Quelles que soient les opinions que l'on peut avoir sur "la mémoire de l'eau en elle même" ou sur la rigueur des premières expériences publiées, je ne peux considérer que les hésitations et revirements de Nature, le fait d'envoyer une commission d'enquête comprenant un prestidigitateur censé déceler des fraudes volontaires, les refus des autorités hiérarchiques ou scientifiques de prendre en considération les travaux ou de les discuter sérieusement ( pour terminer par la fermeture du laboratoire), les rejets ultérieurs des propositions de publication, etc... représentent une voie normale.

Le filtrage des publications par les pairs (les "referees") est généralement une bonne chose s'agissant de domaines bien établis où il évident que l'on ne peut publier n'importe quoi et où il existe des points de repère clairs (pas toujours toutefois). S'agissant de domaines neufs où l'auteur prétend à une découverte nouvelle mais où l'on n'a pas d'autre argument à lui opposer que "cela ne PEUT être", le jugement a priori des pairs est pernicieux, l'ensemble des pairs véhiculant généralement une "idéologie dominante" basée sur le seul acquis. L'obstruction à la publication, ou pire la suspicion a priori de fraude, s'ils sont des réflexes humains, n'en sont pas moins très dommageables pour l'avancement de la science. Cela d'autant plus que dans le cas qui nous occupe l'auteur était déjà reconnu pour des travaux non contreversés.

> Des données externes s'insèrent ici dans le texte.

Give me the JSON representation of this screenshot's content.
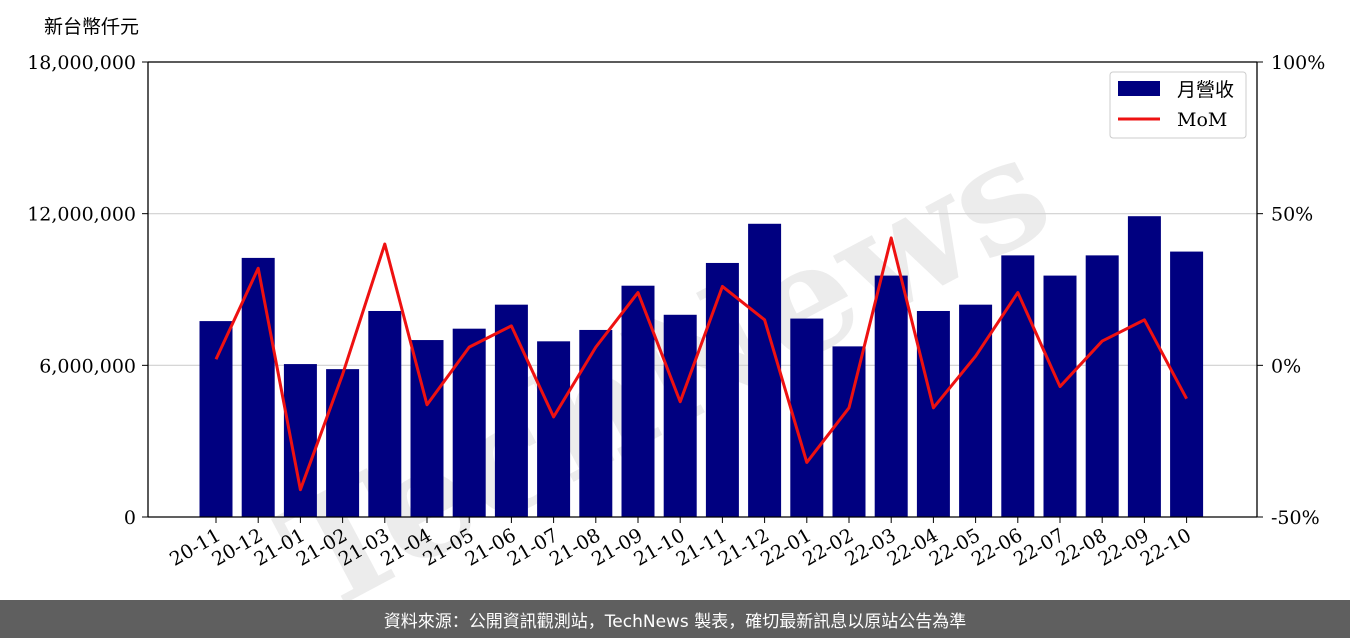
{
  "chart_data": {
    "type": "bar",
    "ylabel": "新台幣仟元",
    "categories": [
      "20-11",
      "20-12",
      "21-01",
      "21-02",
      "21-03",
      "21-04",
      "21-05",
      "21-06",
      "21-07",
      "21-08",
      "21-09",
      "21-10",
      "21-11",
      "21-12",
      "22-01",
      "22-02",
      "22-03",
      "22-04",
      "22-05",
      "22-06",
      "22-07",
      "22-08",
      "22-09",
      "22-10"
    ],
    "series": [
      {
        "name": "月營收",
        "kind": "bar",
        "axis": "left",
        "color": "#000080",
        "values": [
          7750000,
          10250000,
          6050000,
          5850000,
          8150000,
          7000000,
          7450000,
          8400000,
          6950000,
          7400000,
          9150000,
          8000000,
          10050000,
          11600000,
          7850000,
          6750000,
          9550000,
          8150000,
          8400000,
          10350000,
          9550000,
          10350000,
          11900000,
          10500000
        ]
      },
      {
        "name": "MoM",
        "kind": "line",
        "axis": "right",
        "color": "#ee1111",
        "values": [
          2,
          32,
          -41,
          -3,
          40,
          -13,
          6,
          13,
          -17,
          6,
          24,
          -12,
          26,
          15,
          -32,
          -14,
          42,
          -14,
          3,
          24,
          -7,
          8,
          15,
          -11
        ]
      }
    ],
    "y_left": {
      "range": [
        0,
        18000000
      ],
      "ticks": [
        0,
        6000000,
        12000000,
        18000000
      ],
      "tick_labels": [
        "0",
        "6,000,000",
        "12,000,000",
        "18,000,000"
      ]
    },
    "y_right": {
      "range": [
        -50,
        100
      ],
      "ticks": [
        -50,
        0,
        50,
        100
      ],
      "tick_labels": [
        "-50%",
        "0%",
        "50%",
        "100%"
      ]
    },
    "grid": "horizontal",
    "legend": "top-right",
    "watermark": "TechNews"
  },
  "footer": {
    "text": "資料來源：公開資訊觀測站，TechNews 製表，確切最新訊息以原站公告為準"
  }
}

L'histoire des sciences abonde de jugements définitifs de grands maîtres dont l'expérience future a montré la témérité, quand ce n'est pas la sottise. Rappelons pour seul exemple que les supras hautes températures étaient avant leur découverte considérées comme une impossiblité par de très hautes personnalités scientifiques...

La voie normale, dans ce type de cas, consisterait à laisser publier, l'auteur et non l'éditeur étant le signataire, et à laisser le soin à la communauté scientifique concernée de DEMONTRER la fausseté des affirmations ou des résultats. Ce n'est pas, à mon avis, la voie qui a été suivie dans cette affaire.